No necesitas replantearte nada; pronto me iré.
Luisa lo añadió en silencio, sin mostrar emoción alguna.
Luego se metió en su habitación.
Afuera se escuchaban, de vez en cuando, risas y voces alegres.
Luisa llamó a su amigo abogado: —Por favor, ayúdame a preparar cuanto antes un acuerdo de divorcio. Ya te envié toda la documentación.
Apenas colgó, la puerta se abrió de golpe.
Federico se acercó por detrás: —Cariño, déjame ver tu cara.
Su actitud era completamente distinta a la de hacía unos minutos, como si todo lo ocurrido hubiese sido solo una pesadilla.
Seguía siendo ese esposo perfecto que alguna vez existió en su corazón.
Pero Luisa lo tenía más claro que nunca: todo era mentira.
Ella esquivó su mano.
Esta quedó suspendida en el aire.
—Lo siento, antes estaba demasiado alterado. No debí ponerte una mano encima. No te enojes, ¿sí?
Durante todos estos años también habían discutido alguna vez.
Y cada vez que Federico bajaba la cabeza y decía un par de palabras amables, ella lo perdonaba fácilmente.
Pero esa vez, no fue como las demás.
—No me toques.
Federico apretó los labios, sorprendido; Luisa estaba particularmente extraña ese día.
—Bien, entonces tranquilízate sola esta noche.
Su paciencia se agotó y dejó un vaso de leche antes de marcharse.
Era una costumbre de ella antes de dormir.
Por un momento, Luisa se confundió pensando si tal vez Federico aún sentía un poco de amor por ella.
Pero, por un impulso inexplicable, esa noche no bebió la leche.
De madrugada.
Escuchó claramente la puerta de la habitación de Federico abrirse.
La insonorización de la casa no era buena.
Luisa pudo escuchar con completa nitidez los besos ansiosos de dos personas afuera.
—Federico, sigues siendo tan impaciente... ocho años y no cambias.

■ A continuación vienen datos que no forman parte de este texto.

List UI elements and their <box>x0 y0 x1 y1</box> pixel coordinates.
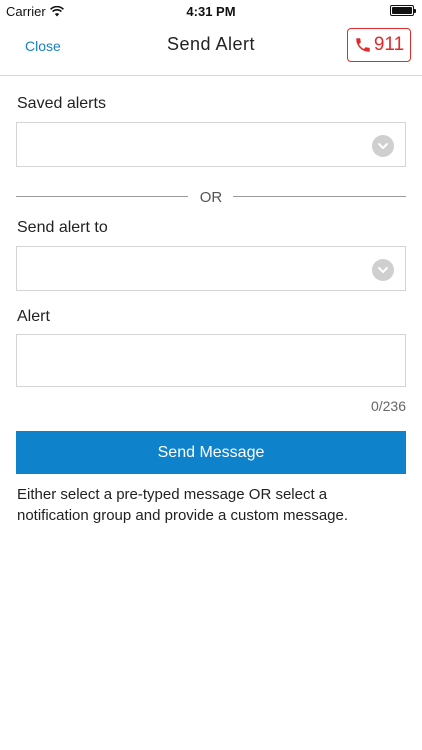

—Es por tu culpa... Por suerte, estas pastillas para dormir funcionan bien y nunca lo ha descubierto. Vamos, entremos al cuarto.
Toda la noche, ella escuchó los gemidos coquetos de Verónica y los susurros llenos de ternura de Federico.
Hasta que el cielo comenzó a aclarar, Luisa no había dormido ni un segundo.
Miró el vaso de leche en la mesita de noche.
Se levantó con absoluta indiferencia y vació el contenido en la maceta.
El último rastro de amor se desvaneció por completo.
Luisa preparó el desayuno.
Cuando estaba por terminar, Verónica salió de la habitación de invitados.
Llevaba un camisón de encaje y no hizo ningún esfuerzo por ocultar las marcas rojizas en su hombro.
Se sentó frente a Luisa con aire triunfante.
—Anoche no te tomaste la leche, ¿verdad?